Vetere's opponent, incumbent Democrat James Sottile, called Vetere's plan
ridiculous.
"This one takes the award for being the most outlandish," the mayor said.
"To say to these folks, 'Sorry, but since you have been convicted, we are
going to take your homes and put you out on the street' is just
outrageous."
City Police Chief Gerald Keller and City Judge Edward Feeney, a Republican,
doubted such a law would do much to reduce drug use or dealing in the city.
Each noted that New York is moving more toward treatment, rather than
punitive measures, for misdemeanor drug offenders, and they don't believe
such a law would be constitutional.
Feeney said forfeiture laws are designed to punish dealers and those who
have profited from drug sales.
"From my perspective ... I would much rather deal with the impact (of the
drug problem) with helping people," said Feeney, who oversees the Ulster
Regional Drug Court, an alternative court set up in November 2001.
"It is kind of silly," Feeney said of Vetere's plan. "People who are
narcotic users, because of their addictions, should really be given
treatment."
Keller said law-enforcement officials, politicians and judges even are
questioning the constitutionality of existing forfeiture laws in felony
drug cases.
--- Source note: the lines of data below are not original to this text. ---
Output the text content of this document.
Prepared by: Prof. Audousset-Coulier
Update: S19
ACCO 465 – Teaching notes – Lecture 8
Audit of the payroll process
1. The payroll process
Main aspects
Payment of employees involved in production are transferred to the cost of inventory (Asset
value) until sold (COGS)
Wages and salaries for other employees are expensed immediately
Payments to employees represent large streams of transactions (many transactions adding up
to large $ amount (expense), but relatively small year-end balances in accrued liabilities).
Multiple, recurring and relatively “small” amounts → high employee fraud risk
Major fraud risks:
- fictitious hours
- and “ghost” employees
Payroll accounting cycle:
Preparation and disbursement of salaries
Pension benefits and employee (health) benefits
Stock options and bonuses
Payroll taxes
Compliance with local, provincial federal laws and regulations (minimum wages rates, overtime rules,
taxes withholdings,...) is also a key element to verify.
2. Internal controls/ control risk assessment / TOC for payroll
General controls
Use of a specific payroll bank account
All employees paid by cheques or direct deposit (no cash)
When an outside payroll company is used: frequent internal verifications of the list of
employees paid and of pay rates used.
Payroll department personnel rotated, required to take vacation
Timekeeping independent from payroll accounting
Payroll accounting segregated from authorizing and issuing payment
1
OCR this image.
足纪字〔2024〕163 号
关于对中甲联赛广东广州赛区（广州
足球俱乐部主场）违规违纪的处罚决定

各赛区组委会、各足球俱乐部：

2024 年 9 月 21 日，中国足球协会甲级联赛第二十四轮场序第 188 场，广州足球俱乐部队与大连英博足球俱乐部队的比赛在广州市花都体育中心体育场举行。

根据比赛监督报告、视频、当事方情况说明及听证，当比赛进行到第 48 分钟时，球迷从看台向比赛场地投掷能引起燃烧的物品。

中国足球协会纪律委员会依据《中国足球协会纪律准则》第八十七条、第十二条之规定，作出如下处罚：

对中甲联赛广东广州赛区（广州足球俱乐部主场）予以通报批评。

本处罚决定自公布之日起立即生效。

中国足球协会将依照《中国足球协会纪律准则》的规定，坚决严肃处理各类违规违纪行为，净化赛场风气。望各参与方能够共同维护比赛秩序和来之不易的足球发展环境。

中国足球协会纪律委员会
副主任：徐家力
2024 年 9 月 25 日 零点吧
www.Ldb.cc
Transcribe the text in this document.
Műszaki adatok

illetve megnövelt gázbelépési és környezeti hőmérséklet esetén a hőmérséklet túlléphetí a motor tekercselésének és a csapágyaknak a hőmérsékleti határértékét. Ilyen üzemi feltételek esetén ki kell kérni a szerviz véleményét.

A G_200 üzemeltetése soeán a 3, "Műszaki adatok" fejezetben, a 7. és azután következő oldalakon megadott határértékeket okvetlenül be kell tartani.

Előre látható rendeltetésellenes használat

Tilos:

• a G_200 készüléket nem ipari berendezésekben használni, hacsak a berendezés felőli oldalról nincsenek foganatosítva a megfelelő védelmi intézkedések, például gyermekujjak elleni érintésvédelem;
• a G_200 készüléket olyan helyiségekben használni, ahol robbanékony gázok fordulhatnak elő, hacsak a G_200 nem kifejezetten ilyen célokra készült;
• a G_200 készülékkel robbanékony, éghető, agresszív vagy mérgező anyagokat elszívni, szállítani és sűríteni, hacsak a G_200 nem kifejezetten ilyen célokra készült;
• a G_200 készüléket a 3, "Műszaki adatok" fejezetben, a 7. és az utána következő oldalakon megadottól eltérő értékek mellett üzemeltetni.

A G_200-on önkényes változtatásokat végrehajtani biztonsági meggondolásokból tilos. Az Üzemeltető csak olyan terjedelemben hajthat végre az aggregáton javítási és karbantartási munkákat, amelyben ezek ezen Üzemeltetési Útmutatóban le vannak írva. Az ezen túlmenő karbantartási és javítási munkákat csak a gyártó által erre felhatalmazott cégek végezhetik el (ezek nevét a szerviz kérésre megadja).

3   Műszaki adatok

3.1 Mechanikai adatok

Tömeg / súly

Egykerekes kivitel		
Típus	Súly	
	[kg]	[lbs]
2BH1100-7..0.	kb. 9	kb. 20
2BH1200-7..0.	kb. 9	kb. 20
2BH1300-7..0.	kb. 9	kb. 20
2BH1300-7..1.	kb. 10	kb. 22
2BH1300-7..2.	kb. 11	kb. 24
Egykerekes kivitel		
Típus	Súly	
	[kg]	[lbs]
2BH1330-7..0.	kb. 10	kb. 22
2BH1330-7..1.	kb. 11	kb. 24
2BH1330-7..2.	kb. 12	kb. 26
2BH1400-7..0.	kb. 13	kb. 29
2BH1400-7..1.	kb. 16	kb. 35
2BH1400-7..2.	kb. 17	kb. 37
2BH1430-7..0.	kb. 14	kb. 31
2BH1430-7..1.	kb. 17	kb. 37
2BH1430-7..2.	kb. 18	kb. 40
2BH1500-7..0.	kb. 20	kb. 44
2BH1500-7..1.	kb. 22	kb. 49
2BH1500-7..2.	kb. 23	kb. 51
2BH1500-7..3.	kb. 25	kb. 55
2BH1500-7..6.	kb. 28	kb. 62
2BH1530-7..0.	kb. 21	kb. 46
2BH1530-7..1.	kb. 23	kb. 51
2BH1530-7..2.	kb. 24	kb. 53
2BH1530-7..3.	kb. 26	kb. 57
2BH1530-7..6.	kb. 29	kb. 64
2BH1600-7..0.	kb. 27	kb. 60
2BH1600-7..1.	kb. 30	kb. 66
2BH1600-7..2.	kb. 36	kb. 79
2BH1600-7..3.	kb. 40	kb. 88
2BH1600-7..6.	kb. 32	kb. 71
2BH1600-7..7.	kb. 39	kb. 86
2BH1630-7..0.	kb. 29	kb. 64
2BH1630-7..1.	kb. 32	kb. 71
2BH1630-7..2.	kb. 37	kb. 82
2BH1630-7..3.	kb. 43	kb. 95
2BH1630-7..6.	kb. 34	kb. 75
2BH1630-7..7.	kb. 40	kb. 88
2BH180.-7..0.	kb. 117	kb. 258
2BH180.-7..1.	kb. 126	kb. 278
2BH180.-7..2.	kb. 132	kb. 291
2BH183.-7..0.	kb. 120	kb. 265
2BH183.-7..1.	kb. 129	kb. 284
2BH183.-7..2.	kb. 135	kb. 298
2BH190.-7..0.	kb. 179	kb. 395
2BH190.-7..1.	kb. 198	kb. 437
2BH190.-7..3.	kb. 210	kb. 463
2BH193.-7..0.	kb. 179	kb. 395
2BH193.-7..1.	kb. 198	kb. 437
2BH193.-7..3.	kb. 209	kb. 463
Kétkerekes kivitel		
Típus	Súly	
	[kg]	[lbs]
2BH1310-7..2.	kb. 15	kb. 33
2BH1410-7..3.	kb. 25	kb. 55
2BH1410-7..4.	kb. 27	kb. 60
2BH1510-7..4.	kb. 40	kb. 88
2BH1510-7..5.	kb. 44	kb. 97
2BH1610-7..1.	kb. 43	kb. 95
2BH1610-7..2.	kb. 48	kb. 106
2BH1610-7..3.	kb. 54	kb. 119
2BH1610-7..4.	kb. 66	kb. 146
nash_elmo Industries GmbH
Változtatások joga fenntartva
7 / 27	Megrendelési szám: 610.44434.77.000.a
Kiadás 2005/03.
In some of those cases, Keller said, police departments are
being criticized for being "too overzealous."
Keller said the felony forfeiture laws were meant to punish people making a
profit from the sales of drugs, not people convicted of misdemeanors. For
the most part, he said, people arrested on misdemeanor charges in Kingston
are users, not dealers.
"As far as being an effective tool in fighting drug use, no I don't think
it would be an effective tool at all," Keller said of Vetere's proposal.
"She has a distorted view of who drug users or drug dealers are. ... They
(Republicans) are swinging in the dark."